Today, I was thinking more about using AI and Access. Particularly VBA, but I’d also like to be able to see if AI can understand my exported Access object files (I’m using OASIS SVN to export the Access objects currently, but there are other apps that can do that). Since Access exports forms, reports, queries, and modules, then theoretically, I could work with an AI that could figure out how to modify these exported files so I could work with the AI to request particular changes or suggestions, save it to the file and import it into my Access database.
Here’s what I’m finding so far:
- ChatGPT Team – My brother is using this to take an existing .Net app and use components from it to create a phone app for iPhones. He’s connected it to his repository and makes the changes it recommends manually. It’s helped him considerably and seems to have some promise. The particular license is for at least 2 people though, so it doesn’t make as much sense for a single person. One of the main benefits is the ability to have a persistent code base uploaded to the ChatGPT system.
- SDOpenAI – This is a plugin for Access using the OpenAI API. This has lots of promise. You can program this AI directly to do whatever you want and create ribbons and functions you can utilize in your apps for your users if you want. It has access to many of the OpenAI models. It is a pay as you go system. No subscription, you have to charge up an account which the API calls deduct from every time you do something with it. This does not have persistent knowledge you can load into it, but you can upload context with your requests. This allows you to upload a bunch of different functions to the API with a particular request, but you have to keep doing so. It can modify your code directly in the Access VBA IDE.
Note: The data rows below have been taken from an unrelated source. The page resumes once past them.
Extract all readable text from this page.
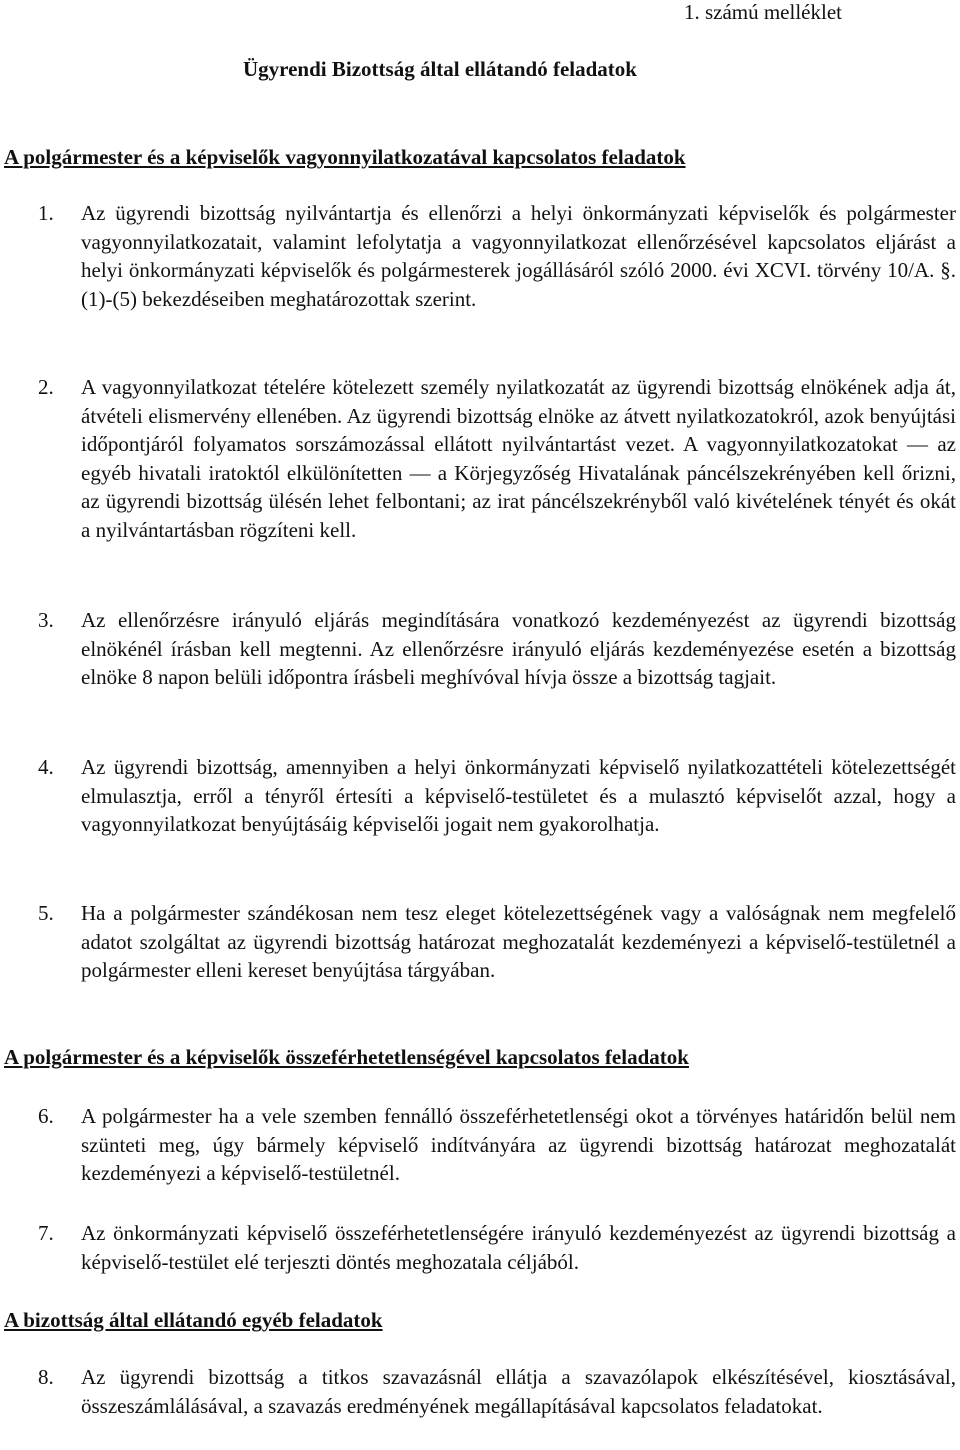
1. számú melléklet

Ügyrendi Bizottság által ellátandó feladatok
A polgármester és a képviselők vagyonnyilatkozatával kapcsolatos feladatok
1. Az ügyrendi bizottság nyilvántartja és ellenőrzi a helyi önkormányzati képviselők és polgármester vagyonnyilatkozatait, valamint lefolytatja a vagyonnyilatkozat ellenőrzésével kapcsolatos eljárást a helyi önkormányzati képviselők és polgármesterek jogállásáról szóló 2000. évi XCVI. törvény 10/A. §. (1)-(5) bekezdéseiben meghatározottak szerint.

2. A vagyonnyilatkozat tételére kötelezett személy nyilatkozatát az ügyrendi bizottság elnökének adja át, átvételi elismervény ellenében. Az ügyrendi bizottság elnöke az átvett nyilatkozatokról, azok benyújtási időpontjáról folyamatos sorszámozással ellátott nyilvántartást vezet. A vagyonnyilatkozatokat — az egyéb hivatali iratoktól elkülönítetten — a Körjegyzőség Hivatalának páncélszekrényében kell őrizni, az ügyrendi bizottság ülésén lehet felbontani; az irat páncélszekrényből való kivételének tényét és okát a nyilvántartásban rögzíteni kell.

3. Az ellenőrzésre irányuló eljárás megindítására vonatkozó kezdeményezést az ügyrendi bizottság elnökénél írásban kell megtenni. Az ellenőrzésre irányuló eljárás kezdeményezése esetén a bizottság elnöke 8 napon belüli időpontra írásbeli meghívóval hívja össze a bizottság tagjait.

4. Az ügyrendi bizottság, amennyiben a helyi önkormányzati képviselő nyilatkozattételi kötelezettségét elmulasztja, erről a tényről értesíti a képviselő-testületet és a mulasztó képviselőt azzal, hogy a vagyonnyilatkozat benyújtásáig képviselői jogait nem gyakorolhatja.

5. Ha a polgármester szándékosan nem tesz eleget kötelezettségének vagy a valóságnak nem megfelelő adatot szolgáltat az ügyrendi bizottság határozat meghozatalát kezdeményezi a képviselő-testületnél a polgármester elleni kereset benyújtása tárgyában.

A polgármester és a képviselők összeférhetetlenségével kapcsolatos feladatok
6. A polgármester ha a vele szemben fennálló összeférhetetlenségi okot a törvényes határidőn belül nem szünteti meg, úgy bármely képviselő indítványára az ügyrendi bizottság határozat meghozatalát kezdeményezi a képviselő-testületnél.

7. Az önkormányzati képviselő összeférhetetlenségére irányuló kezdeményezést az ügyrendi bizottság a képviselő-testület elé terjeszti döntés meghozatala céljából.

A bizottság által ellátandó egyéb feladatok
8. Az ügyrendi bizottság a titkos szavazásnál ellátja a szavazólapok elkészítésével, kiosztásával, összeszámlálásával, a szavazás eredményének megállapításával kapcsolatos feladatokat.
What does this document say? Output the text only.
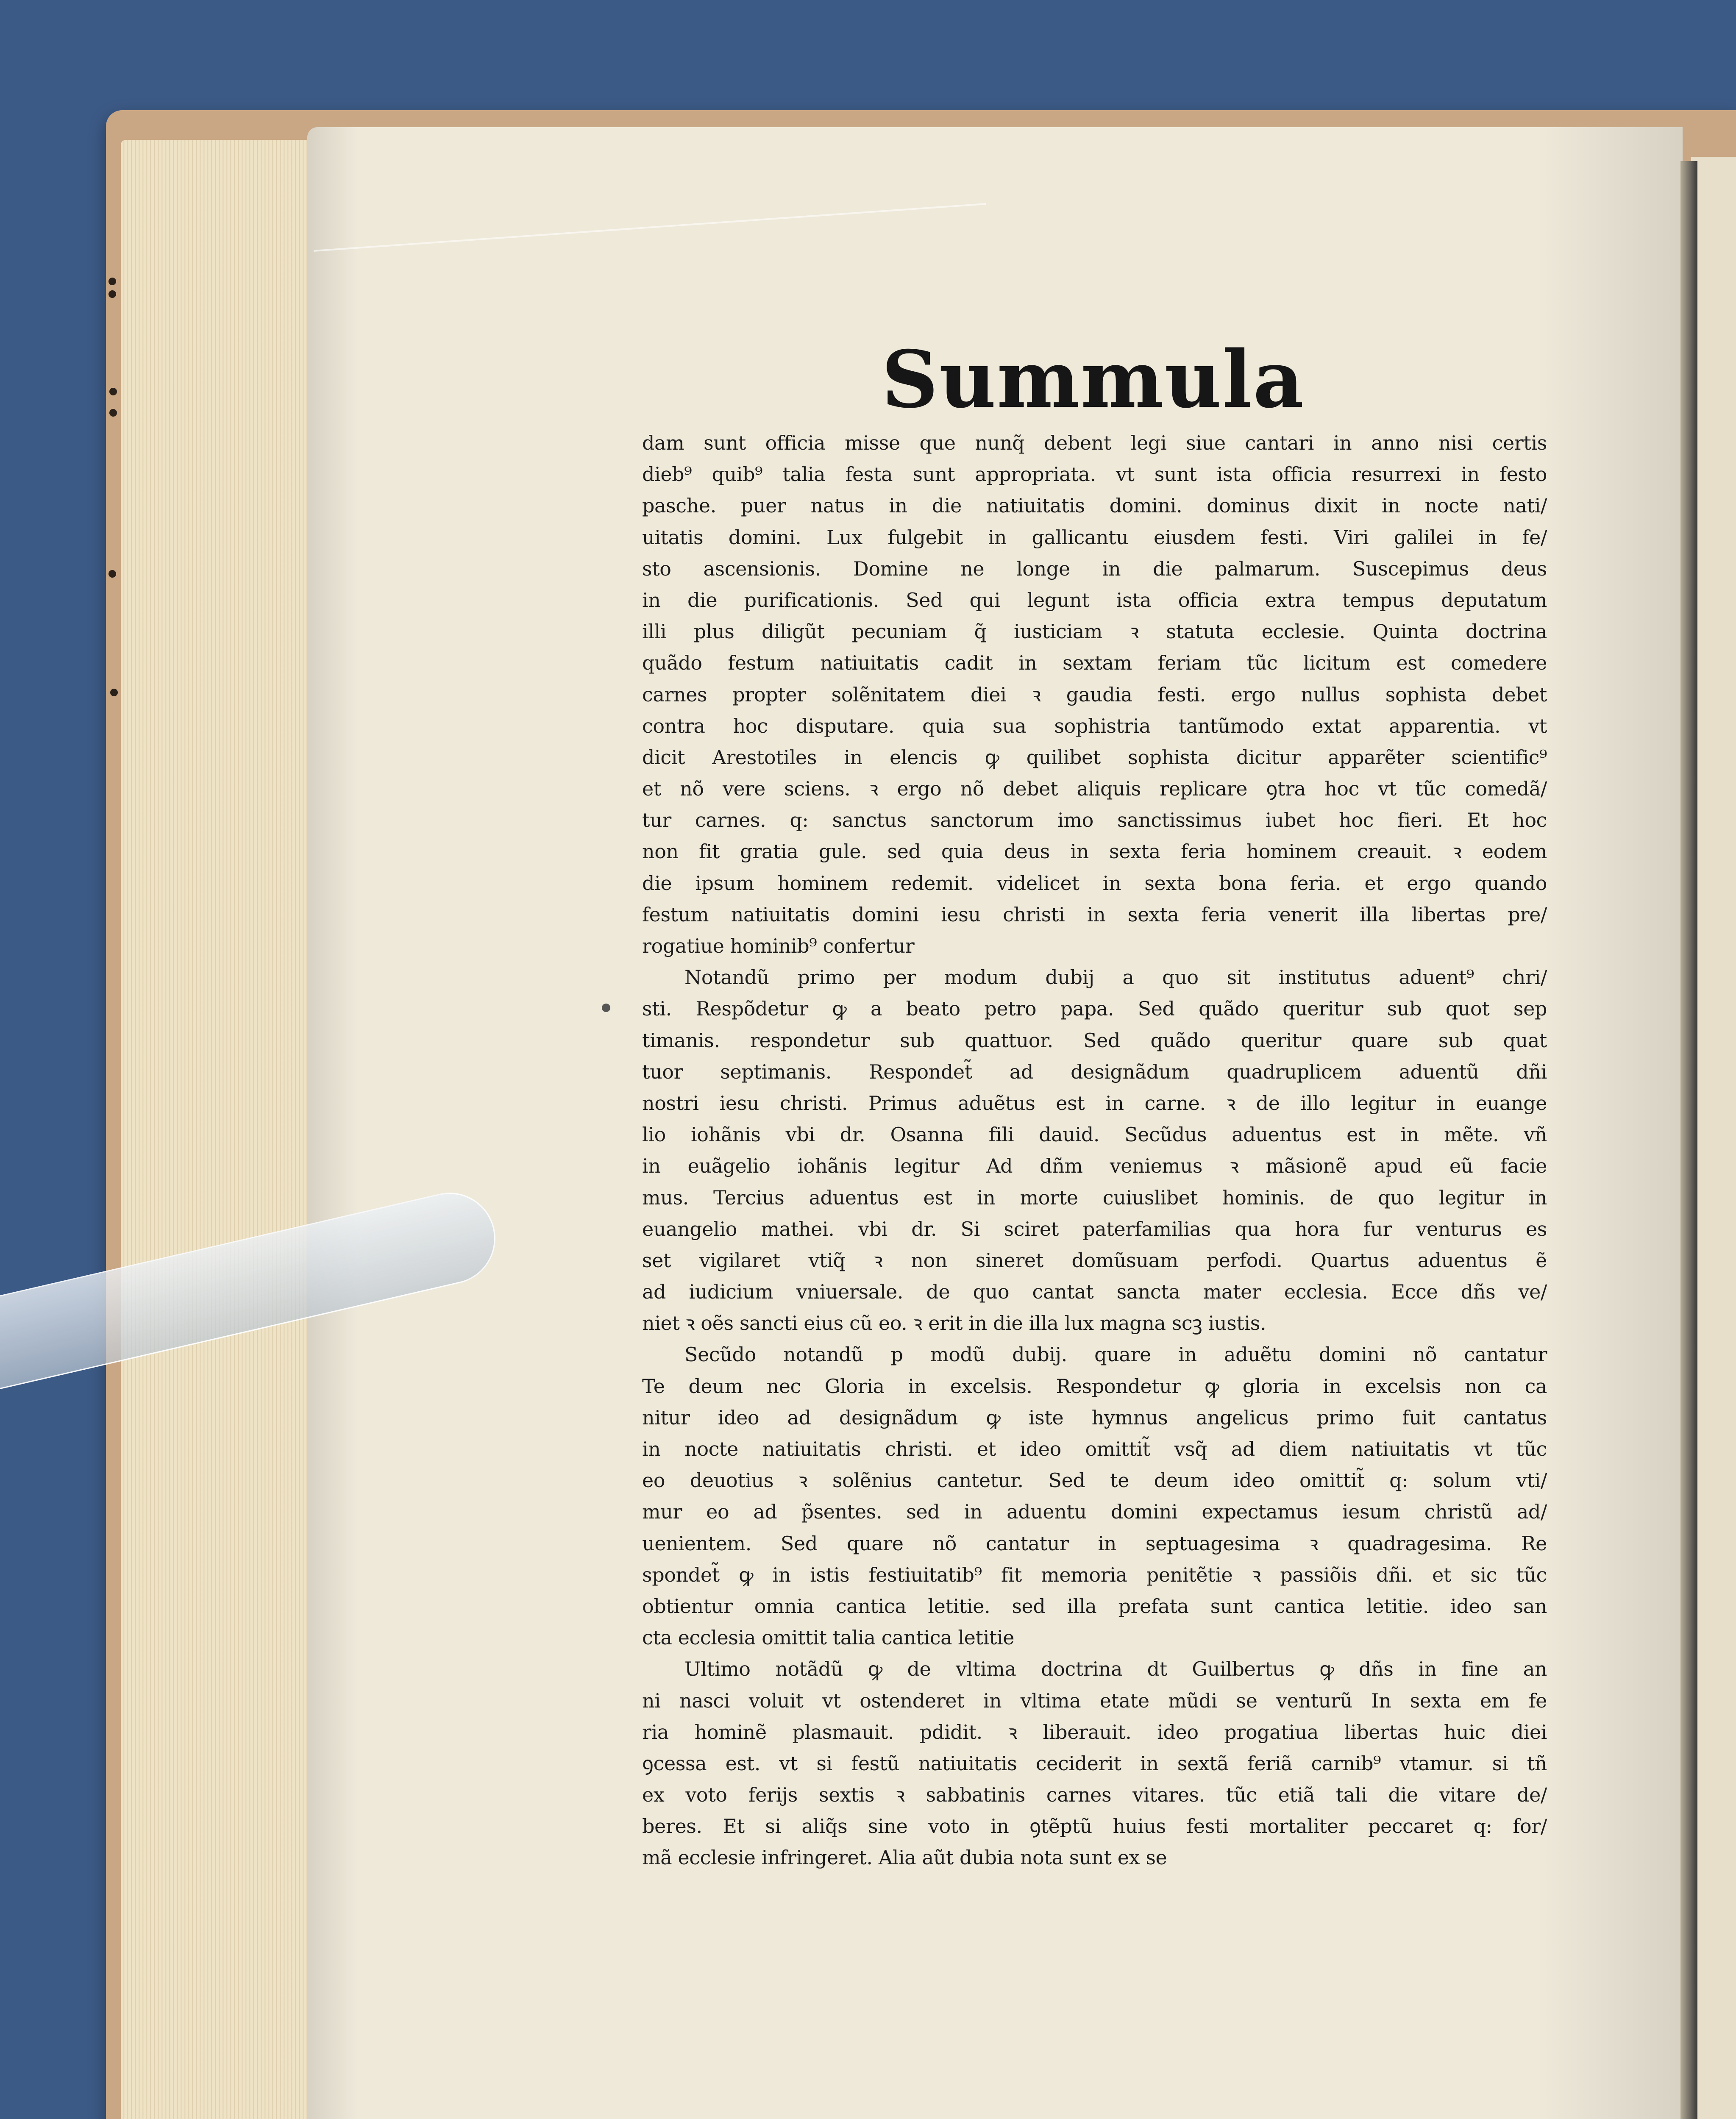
Summula
dam sunt officia misse que nunq̃ debent legi siue cantari in anno nisi certis
dieb⁹ quib⁹ talia festa sunt appropriata. vt sunt ista officia resurrexi in festo
pasche. puer natus in die natiuitatis domini. dominus dixit in nocte nati/
uitatis domini. Lux fulgebit in gallicantu eiusdem festi. Viri galilei in fe/
sto ascensionis. Domine ne longe in die palmarum. Suscepimus deus
in die purificationis. Sed qui legunt ista officia extra tempus deputatum
illi plus diligũt pecuniam q̃ iusticiam ꝛ statuta ecclesie. Quinta doctrina
quãdo festum natiuitatis cadit in sextam feriam tũc licitum est comedere
carnes propter solẽnitatem diei ꝛ gaudia festi. ergo nullus sophista debet
contra hoc disputare. quia sua sophistria tantũmodo extat apparentia. vt
dicit Arestotiles in elencis ꝙ quilibet sophista dicitur apparẽter scientific⁹
et nõ vere sciens. ꝛ ergo nõ debet aliquis replicare ꝯtra hoc vt tũc comedã/
tur carnes. q: sanctus sanctorum imo sanctissimus iubet hoc fieri. Et hoc
non fit gratia gule. sed quia deus in sexta feria hominem creauit. ꝛ eodem
die ipsum hominem redemit. videlicet in sexta bona feria. et ergo quando
festum natiuitatis domini iesu christi in sexta feria venerit illa libertas pre/
rogatiue hominib⁹ confertur
Notandũ primo per modum dubij a quo sit institutus aduent⁹ chri/
sti. Respõdetur ꝙ a beato petro papa. Sed quãdo queritur sub quot sep
timanis. respondetur sub quattuor. Sed quãdo queritur quare sub quat
tuor septimanis. Respondet̃ ad designãdum quadruplicem aduentũ dñi
nostri iesu christi. Primus aduẽtus est in carne. ꝛ de illo legitur in euange
lio iohãnis vbi dr. Osanna fili dauid. Secũdus aduentus est in mẽte. vñ
in euãgelio iohãnis legitur Ad dñm veniemus ꝛ mãsionẽ apud eũ facie
mus. Tercius aduentus est in morte cuiuslibet hominis. de quo legitur in
euangelio mathei. vbi dr. Si sciret paterfamilias qua hora fur venturus es
set vigilaret vtiq̃ ꝛ non sineret domũsuam perfodi. Quartus aduentus ẽ
ad iudicium vniuersale. de quo cantat sancta mater ecclesia. Ecce dñs ve/
niet ꝛ oẽs sancti eius cũ eo. ꝛ erit in die illa lux magna scꝫ iustis.
Secũdo notandũ p modũ dubij. quare in aduẽtu domini nõ cantatur
Te deum nec Gloria in excelsis. Respondetur ꝙ gloria in excelsis non ca
nitur ideo ad designãdum ꝙ iste hymnus angelicus primo fuit cantatus
in nocte natiuitatis christi. et ideo omittit̃ vsq̃ ad diem natiuitatis vt tũc
eo deuotius ꝛ solẽnius cantetur. Sed te deum ideo omittit̃ q: solum vti/
mur eo ad p̃sentes. sed in aduentu domini expectamus iesum christũ ad/
uenientem. Sed quare nõ cantatur in septuagesima ꝛ quadragesima. Re
spondet̃ ꝙ in istis festiuitatib⁹ fit memoria penitẽtie ꝛ passiõis dñi. et sic tũc
obtientur omnia cantica letitie. sed illa prefata sunt cantica letitie. ideo san
cta ecclesia omittit talia cantica letitie
Ultimo notãdũ ꝙ de vltima doctrina dt Guilbertus ꝙ dñs in fine an
ni nasci voluit vt ostenderet in vltima etate mũdi se venturũ In sexta em fe
ria hominẽ plasmauit. pdidit. ꝛ liberauit. ideo progatiua libertas huic diei
ꝯcessa est. vt si festũ natiuitatis ceciderit in sextã feriã carnib⁹ vtamur. si tñ
ex voto ferijs sextis ꝛ sabbatinis carnes vitares. tũc etiã tali die vitare de/
beres. Et si aliq̃s sine voto in ꝯtẽptũ huius festi mortaliter peccaret q: for/
mã ecclesie infringeret. Alia aũt dubia nota sunt ex se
- SDOpenAI Assistants – This is a plugin for multiple Office apps and allows you to connect with OpenAI assistant APIs. These have persistent data vectors you can upload (meaning I could upload the exported database) and they will be available by that agent to use at any time for any request. So you don’t need to keep uploading the same data over and over. It can also perform some tasks, similar to the way connectors work in Microsoft Flow (or whatever they call it now). I don’t believe it could directly modify the database, but perhaps you could build a custom workflow of some kind that would be able to import changed files into your database… This could be a potential solution that could do everything. Not 100% sure yet.
- Copilot (free version in Edge) – I was able to upload a file to Onedrive and Copilot was able to look at it and analyze it. It was able to figure out what the database was running when it opened and give me tips on optimizing it. The main problem here is that the data you upload does not persist. You have to upload it with each session. It could however give me updated code which I could plug back in via the VBE editor or re-import it into the database. I am not aware of any pay versions that persist data. Copilot said there were not any, but I have found that sometimes it is just unaware as well. Another limitation of all the Copilot versions is that the models it uses are very limited and it does not use some of the newer advanced learning models (although that may be outdated info at this point… I do see in Copilot Chat the ability to go slower and think deeper…)
- I also just briefly started looking into Github Copilot and found that it is available via Visual Studio Code (Not Visual Studio) and that Visual Studio Code has plugins to work with VBA. I’m not sure about how one might use this. It may offer some similar features to SDOpenAI Assistants in being able to work with a GitHub repository (persistent data) and also it could potentially update the code in your VS Code window which you could save to the GitHub repository. Perhaps you could also set up some kind of workflow to automatically import that new code into your Access database.